Richard Etienne fait des
rapprochements sémantiques : « Un
siècle de constructivisme a opposé transmission et construction et ici,
pour professionnaliser le métier, on transmet des connaissances et des
compétences ! La question de la reliance est importante, relier, mettre
ensemble… »
Michel
Vial s’intéresse à la manière dont un étudiant de master
« problémate » son mémoire. « Problématiser
est le contraire de résoudre un problème. On pose un problème, on le
construit pour soi, en revisitant le soi professionnel. On ne donne pas
de solution mais on fait des avancées, le problème n’est pas éradiqué,
on l’a rendu intelligible. ». Vial précise que le rapport
au savoir de l’étudiant est alors déterminant. Considérer le problème
comme un obstacle renvoie à la « problémation », c’est-à-dire
à la résolution de problèmes : « Pour
qu’il y ait problématisation, il faut s’y reconnaître. Cela relève du
narcissisme et du « frayage ». On élucide le problème,
on ne l’éclaire pas. L’accompagné ne fait pas de la résistance, il met
plutôt en place des défenses.
Les
compétences du directeur de mémoire sont particulières : accompagner
n’est pas guider, ni conseiller. C’est créer un espace de confiance, ne
pas laisser faire, savoir quoi faire de l’affect qui vient perturber,
aire la différence entre questionner (on ne connait pas la réponse) et
interroger (on attend la bonne réponse)… Vial ajoute
qu’accompagnement n’est pas transmission parce que le savoir du
formateur ne pourra pas être utilisé par le formé. Le formateur ne peut
pas savoir ce qui est utile à l’autre, il doit inventer au fur et à
mesure.

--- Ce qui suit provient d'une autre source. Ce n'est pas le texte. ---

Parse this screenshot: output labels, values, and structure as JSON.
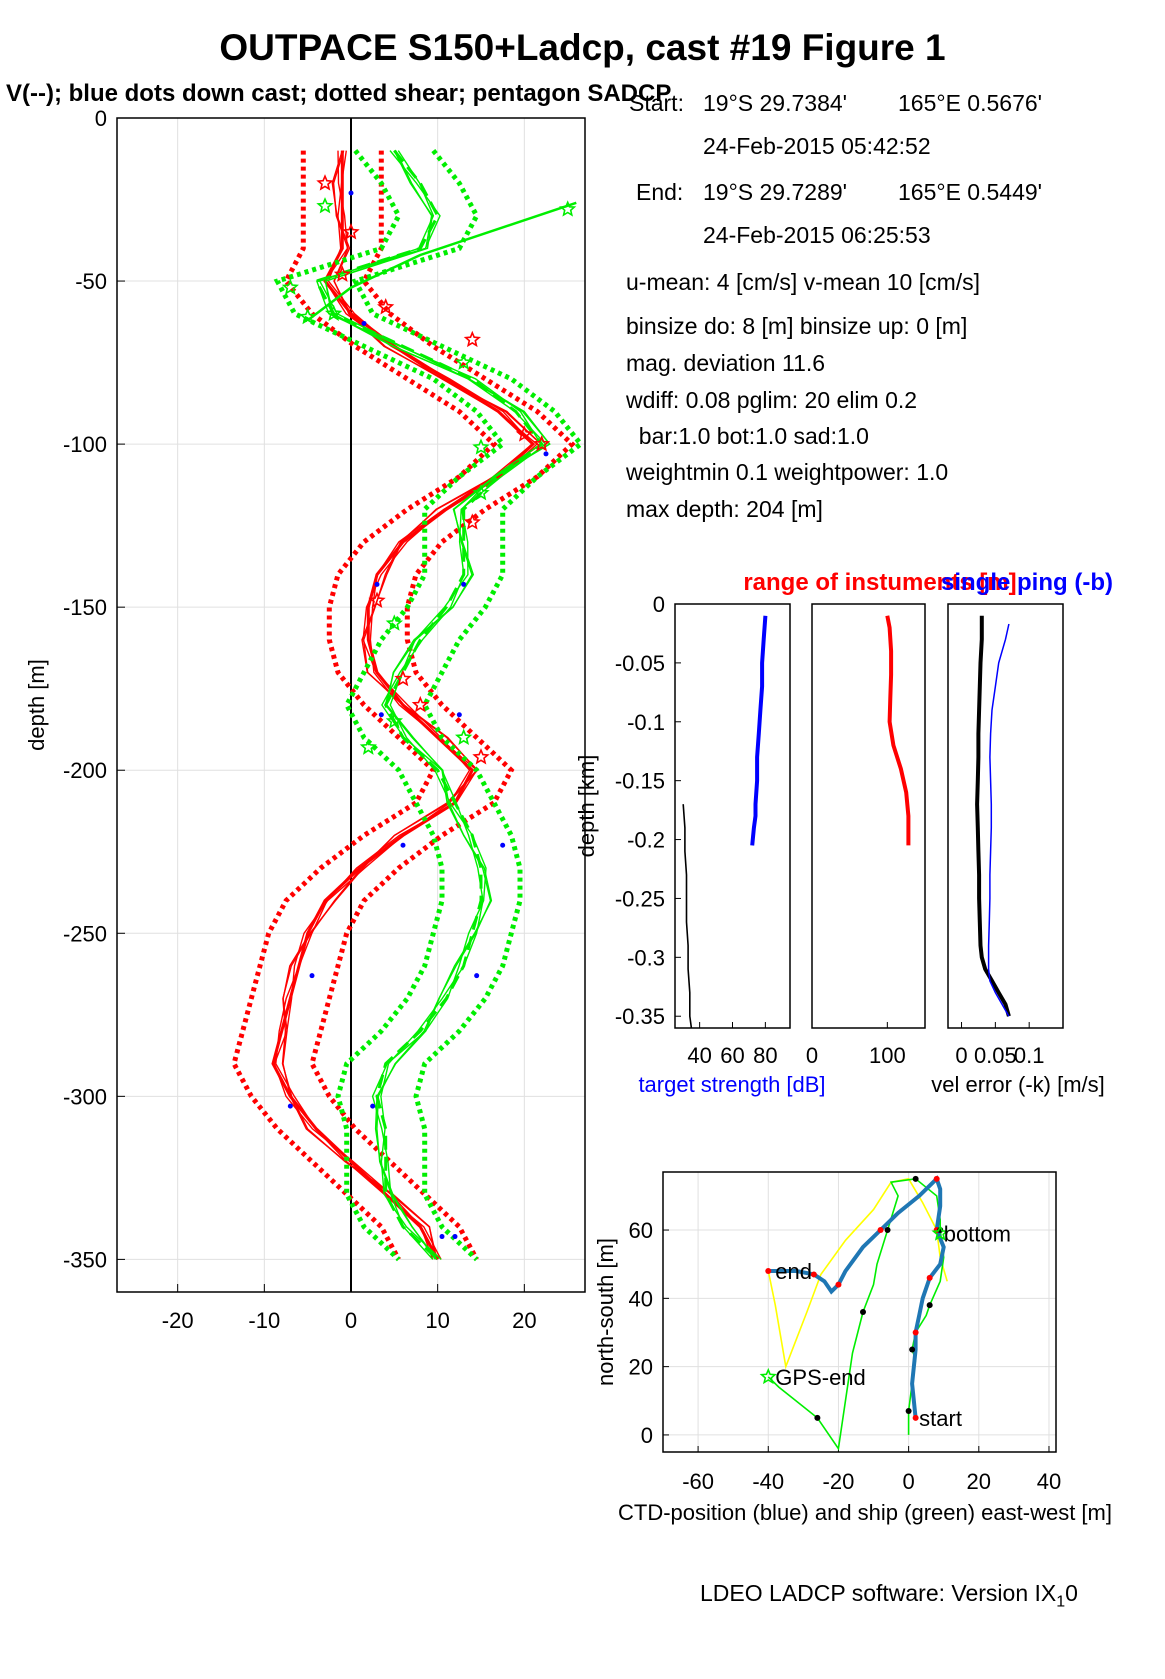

Nn pas apporter mais stimuler…
Richard Etienne apporte son point de vue : « Plutôt que de former des
praticiens réflexifs, je préfère dire qu’il faut former des praticiens
capables de se situer dans leur réflexion, et de définir ce qui est
important, essentiel. Dans la formation, c’est l’herméneutique
(l’interprétation des signes) qui nous conduit. »…
Muriel
Briançon manipule le méta-paradoxe : transmettre
l’intransmissible, est-possible ? Elle commence par jouer sur les mots
« transmettre ou trans-maitre », aller au-delà du maitre ? La
transmission, pour elle, est au coeur de l’acte éducatif et c’est un
enjeu professionnel majeur mais tout n’est pas transmissible, il y a le
« reste » de la transmission. Elle s’appuie sur la
pensée d’Emmanuel Lévinas et sur ce qu’elle appelle de façon
volontairement provocante la PPP (Pédagogie par paradoxes), en souvenir
de la PPO (Pédagogie par objectifs). « Le
paradoxe est une affirmation inattendue qui contredit les idées reçues,
c’est le contraire de la doxa qui est ce qu’on attend. ».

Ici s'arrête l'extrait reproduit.